Notwithstanding the questionable vibrancy of the subaltern school in the eyes of some scholars, I feel a more honest history could be written around the results of archaeological finds, a most effective method of corroborating or demolishing historical accounts. This is how in 1971, in a major triumph of Indian archaeology, KM Srivastava overturned the claims of raj historiography and discovered Kapilvastu (birthplace of the Buddha). That he did it in the face of stiff opposition from the entrenched intellectual czars is a telling commentary on our commitment to the truth about our past.
Compelling Change
Left historians are apprehensive about studying the history of ‘kings and dynasties’, on the specious plea that this inhibits the study of underlying socio-economic structures. I believe this was a ruse to divert attention from the unbroken continuity of the spirit of India, and to counter the consciousness aroused by the nationalist movement, which drew sustenance from historical figures like Maharana Pratap, Shivaji, Laxmi Bai, Ahilya Bai, and identified certain dynasties with the nationalist urge. Under such state-sponsored historiography which served a political purpose, Tilak was unpalatable, Aurobindo simply ignored, and Bankim Chandra pushed under the carpet.
The major Indian dynasties were reduced to cultural or geographical entities and pushed into museums and tourist circuits, with the result that an ordinary person could get only a fragmented view of the nation’s history. Citizens visiting prominent historical or religious sites found local history and evidence at odds with official textbooks, and could never reconcile the two. The only major kingdom to get some justice was the Mauryan.

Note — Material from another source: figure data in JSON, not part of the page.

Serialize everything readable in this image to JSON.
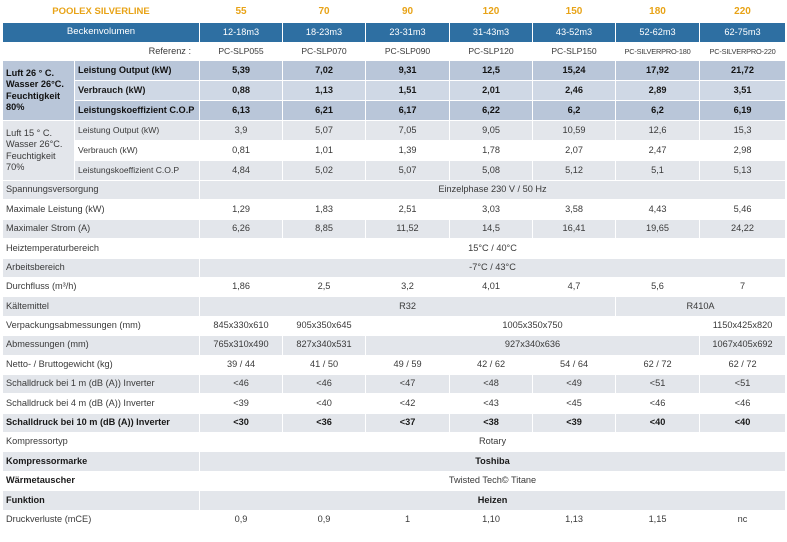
{
  "header": {
    "brand": "POOLEX SILVERLINE",
    "models": [
      "55",
      "70",
      "90",
      "120",
      "150",
      "180",
      "220"
    ],
    "volumes_label": "Beckenvolumen",
    "volumes": [
      "12-18m3",
      "18-23m3",
      "23-31m3",
      "31-43m3",
      "43-52m3",
      "52-62m3",
      "62-75m3"
    ],
    "referenz_label": "Referenz :",
    "referenz": [
      "PC-SLP055",
      "PC-SLP070",
      "PC-SLP090",
      "PC-SLP120",
      "PC-SLP150",
      "PC-SILVERPRO-180",
      "PC-SILVERPRO-220"
    ]
  },
  "cond1": {
    "label_lines": [
      "Luft 26 ° C.",
      "Wasser 26°C.",
      "Feuchtigkeit",
      "80%"
    ],
    "rows": [
      {
        "label": "Leistung Output (kW)",
        "values": [
          "5,39",
          "7,02",
          "9,31",
          "12,5",
          "15,24",
          "17,92",
          "21,72"
        ]
      },
      {
        "label": "Verbrauch (kW)",
        "values": [
          "0,88",
          "1,13",
          "1,51",
          "2,01",
          "2,46",
          "2,89",
          "3,51"
        ]
      },
      {
        "label": "Leistungskoeffizient C.O.P",
        "values": [
          "6,13",
          "6,21",
          "6,17",
          "6,22",
          "6,2",
          "6,2",
          "6,19"
        ]
      }
    ]
  },
  "cond2": {
    "label_lines": [
      "Luft 15 ° C.",
      "Wasser 26°C.",
      "Feuchtigkeit",
      "70%"
    ],
    "rows": [
      {
        "label": "Leistung Output (kW)",
        "values": [
          "3,9",
          "5,07",
          "7,05",
          "9,05",
          "10,59",
          "12,6",
          "15,3"
        ]
      },
      {
        "label": "Verbrauch (kW)",
        "values": [
          "0,81",
          "1,01",
          "1,39",
          "1,78",
          "2,07",
          "2,47",
          "2,98"
        ]
      },
      {
        "label": "Leistungskoeffizient C.O.P",
        "values": [
          "4,84",
          "5,02",
          "5,07",
          "5,08",
          "5,12",
          "5,1",
          "5,13"
        ]
      }
    ]
  },
  "spec": {
    "spannung": {
      "label": "Spannungsversorgung",
      "value": "Einzelphase 230 V / 50 Hz"
    },
    "max_leistung": {
      "label": "Maximale Leistung (kW)",
      "values": [
        "1,29",
        "1,83",
        "2,51",
        "3,03",
        "3,58",
        "4,43",
        "5,46"
      ]
    },
    "max_strom": {
      "label": "Maximaler Strom (A)",
      "values": [
        "6,26",
        "8,85",
        "11,52",
        "14,5",
        "16,41",
        "19,65",
        "24,22"
      ]
    },
    "heiz": {
      "label": "Heiztemperaturbereich",
      "value": "15°C / 40°C"
    },
    "arbeit": {
      "label": "Arbeitsbereich",
      "value": "-7°C / 43°C"
    },
    "durchfluss": {
      "label": "Durchfluss (m³/h)",
      "values": [
        "1,86",
        "2,5",
        "3,2",
        "4,01",
        "4,7",
        "5,6",
        "7"
      ]
    },
    "kaelte": {
      "label": "Kältemittel",
      "value_a": "R32",
      "value_b": "R410A"
    },
    "verpackung": {
      "label": "Verpackungsabmessungen (mm)",
      "v1": "845x330x610",
      "v2": "905x350x645",
      "v3": "1005x350x750",
      "v4": "1150x425x820"
    },
    "abmessungen": {
      "label": "Abmessungen (mm)",
      "v1": "765x310x490",
      "v2": "827x340x531",
      "v3": "927x340x636",
      "v4": "1067x405x692"
    },
    "gewicht": {
      "label": "Netto- / Bruttogewicht (kg)",
      "values": [
        "39 / 44",
        "41 / 50",
        "49 / 59",
        "42 / 62",
        "54 / 64",
        "62 / 72",
        "62 / 72"
      ]
    },
    "schall1": {
      "label": "Schalldruck bei 1 m (dB (A)) Inverter",
      "values": [
        "<46",
        "<46",
        "<47",
        "<48",
        "<49",
        "<51",
        "<51"
      ]
    },
    "schall4": {
      "label": "Schalldruck bei 4 m (dB (A)) Inverter",
      "values": [
        "<39",
        "<40",
        "<42",
        "<43",
        "<45",
        "<46",
        "<46"
      ]
    },
    "schall10": {
      "label": "Schalldruck bei 10 m (dB (A)) Inverter",
      "values": [
        "<30",
        "<36",
        "<37",
        "<38",
        "<39",
        "<40",
        "<40"
      ]
    },
    "kompressortyp": {
      "label": "Kompressortyp",
      "value": "Rotary"
    },
    "kompressormarke": {
      "label": "Kompressormarke",
      "value": "Toshiba"
    },
    "waerme": {
      "label": "Wärmetauscher",
      "value": "Twisted Tech© Titane"
    },
    "funktion": {
      "label": "Funktion",
      "value": "Heizen"
    },
    "druck": {
      "label": "Druckverluste (mCE)",
      "values": [
        "0,9",
        "0,9",
        "1",
        "1,10",
        "1,13",
        "1,15",
        "nc"
      ]
    }
  },
  "colors": {
    "band": "#2e6fa2",
    "accent": "#e8a317",
    "dark_row": "#b9c6d9",
    "grey_row": "#e3e6eb"
  }
}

But here too, founder Chandragupta who lived according to the precepts of Arthasastra, received short shrift in favour of his grandson Ashok, in the mistaken belief that Buddhism marks a cardinal break with Hinduism and enjoys the moral edge over it.
We live in a time of compelling change, of a great transition towards a future, the direction of which is yet to unfold. We can no longer establish our nationhood on fragile falsehoods; that experiment has failed. The challenge for historians today is to ensure that the history they record truly reflects the complex dynamics of the past, and does not corrupt the present with a static version of a fossilized truth. What the nation needs acutely is a larger opening to the light, through which the mind can follow.